On May 24, approximately 42 Democrat members of the House and Senate sent a letter to Google CEO Sundar Pichai demanding that the search engine stop unnecessarily collecting and retaining users’ location data out of concern that extremists could use the information to pursue those who have had abortions. Then on June 24, four congressional members asked the Federal Trade Commission to investigate Apple and Google for engaging in “unfair and deceptive practices by enabling the collection and sale of hundreds of millions of mobile phone users’ personal data.” A previous letter to the FTC, sent in May by 16 members of Congress, asked the agency to crack down on data brokers buying and selling location information that could reveal visits to clinics.

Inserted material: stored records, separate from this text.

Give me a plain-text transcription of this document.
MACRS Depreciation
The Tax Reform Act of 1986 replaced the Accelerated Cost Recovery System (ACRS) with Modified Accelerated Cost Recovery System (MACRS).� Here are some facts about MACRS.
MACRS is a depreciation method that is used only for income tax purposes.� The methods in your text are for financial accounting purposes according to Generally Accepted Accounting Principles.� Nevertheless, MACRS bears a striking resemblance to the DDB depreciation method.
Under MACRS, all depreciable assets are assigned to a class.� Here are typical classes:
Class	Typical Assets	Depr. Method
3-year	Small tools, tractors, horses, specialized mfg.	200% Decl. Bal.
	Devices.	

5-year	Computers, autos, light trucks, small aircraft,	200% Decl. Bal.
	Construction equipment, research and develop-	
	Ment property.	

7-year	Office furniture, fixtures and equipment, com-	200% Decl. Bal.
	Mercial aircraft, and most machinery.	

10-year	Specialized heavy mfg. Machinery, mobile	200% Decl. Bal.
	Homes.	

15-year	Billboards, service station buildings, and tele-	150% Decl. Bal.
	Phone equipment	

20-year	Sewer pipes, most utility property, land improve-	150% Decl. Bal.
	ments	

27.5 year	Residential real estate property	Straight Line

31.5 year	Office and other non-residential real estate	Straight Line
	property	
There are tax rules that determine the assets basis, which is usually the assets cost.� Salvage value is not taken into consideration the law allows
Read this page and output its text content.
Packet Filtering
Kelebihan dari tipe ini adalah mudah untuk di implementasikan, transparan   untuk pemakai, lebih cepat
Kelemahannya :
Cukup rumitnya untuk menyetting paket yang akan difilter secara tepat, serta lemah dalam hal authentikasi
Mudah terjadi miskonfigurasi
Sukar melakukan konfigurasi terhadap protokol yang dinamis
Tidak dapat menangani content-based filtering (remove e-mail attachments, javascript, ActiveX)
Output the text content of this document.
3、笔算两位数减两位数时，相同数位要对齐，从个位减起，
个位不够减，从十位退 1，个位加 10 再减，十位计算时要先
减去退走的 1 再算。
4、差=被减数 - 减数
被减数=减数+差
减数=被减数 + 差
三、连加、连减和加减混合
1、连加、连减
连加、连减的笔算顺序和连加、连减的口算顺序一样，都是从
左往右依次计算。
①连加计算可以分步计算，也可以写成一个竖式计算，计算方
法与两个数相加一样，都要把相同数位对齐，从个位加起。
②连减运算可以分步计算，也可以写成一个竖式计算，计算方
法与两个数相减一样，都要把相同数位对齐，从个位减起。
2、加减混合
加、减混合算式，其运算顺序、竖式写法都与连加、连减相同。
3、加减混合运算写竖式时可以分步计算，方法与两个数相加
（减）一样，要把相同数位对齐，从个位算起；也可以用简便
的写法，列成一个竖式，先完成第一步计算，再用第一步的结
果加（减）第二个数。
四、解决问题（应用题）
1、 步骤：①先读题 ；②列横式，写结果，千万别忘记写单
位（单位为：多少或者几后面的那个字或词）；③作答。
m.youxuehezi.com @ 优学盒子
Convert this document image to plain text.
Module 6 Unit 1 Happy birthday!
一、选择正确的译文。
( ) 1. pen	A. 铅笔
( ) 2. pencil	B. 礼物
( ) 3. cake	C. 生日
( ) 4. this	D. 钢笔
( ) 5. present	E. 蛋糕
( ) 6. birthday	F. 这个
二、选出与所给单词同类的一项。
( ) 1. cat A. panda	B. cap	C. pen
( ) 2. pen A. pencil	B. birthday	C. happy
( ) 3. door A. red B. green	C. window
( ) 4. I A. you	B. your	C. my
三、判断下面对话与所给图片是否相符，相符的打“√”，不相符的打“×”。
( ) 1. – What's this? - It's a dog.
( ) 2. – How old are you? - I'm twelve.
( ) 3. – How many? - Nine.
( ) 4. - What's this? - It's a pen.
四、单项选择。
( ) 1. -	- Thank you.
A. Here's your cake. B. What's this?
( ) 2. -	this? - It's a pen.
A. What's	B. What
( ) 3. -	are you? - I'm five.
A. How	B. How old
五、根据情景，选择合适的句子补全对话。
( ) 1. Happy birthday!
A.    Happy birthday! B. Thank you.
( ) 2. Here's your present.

Clinic web schedulers may share data, too, and some health records could be investigated
Even online scheduling tools such as those used by Planned Parenthood could share people’s locations with big tech companies, the Washington Post reported. An investigation by an app that blocks online tracking found Planned Parenthood’s web scheduler could share information with third parties such as Google, Facebook, TikTok and Hotjar. The companies receive data, including IP addresses, approximate ZIP codes and service selections. Planned Parenthood told the Post it would suspend marketing pixels on webpages related to abortion searches and engage with Meta/Facebook and others about how to better protect people seeking abortion care.
And the HIPAA federal privacy rule contains exceptions that could allow prosecutors to compel businesses to relinquish information relevant to criminal investigations, including abortion records in states that ban the procedure, STAT reported. In response, clinics could say they want to see warrants or subpoenas before handing over the information.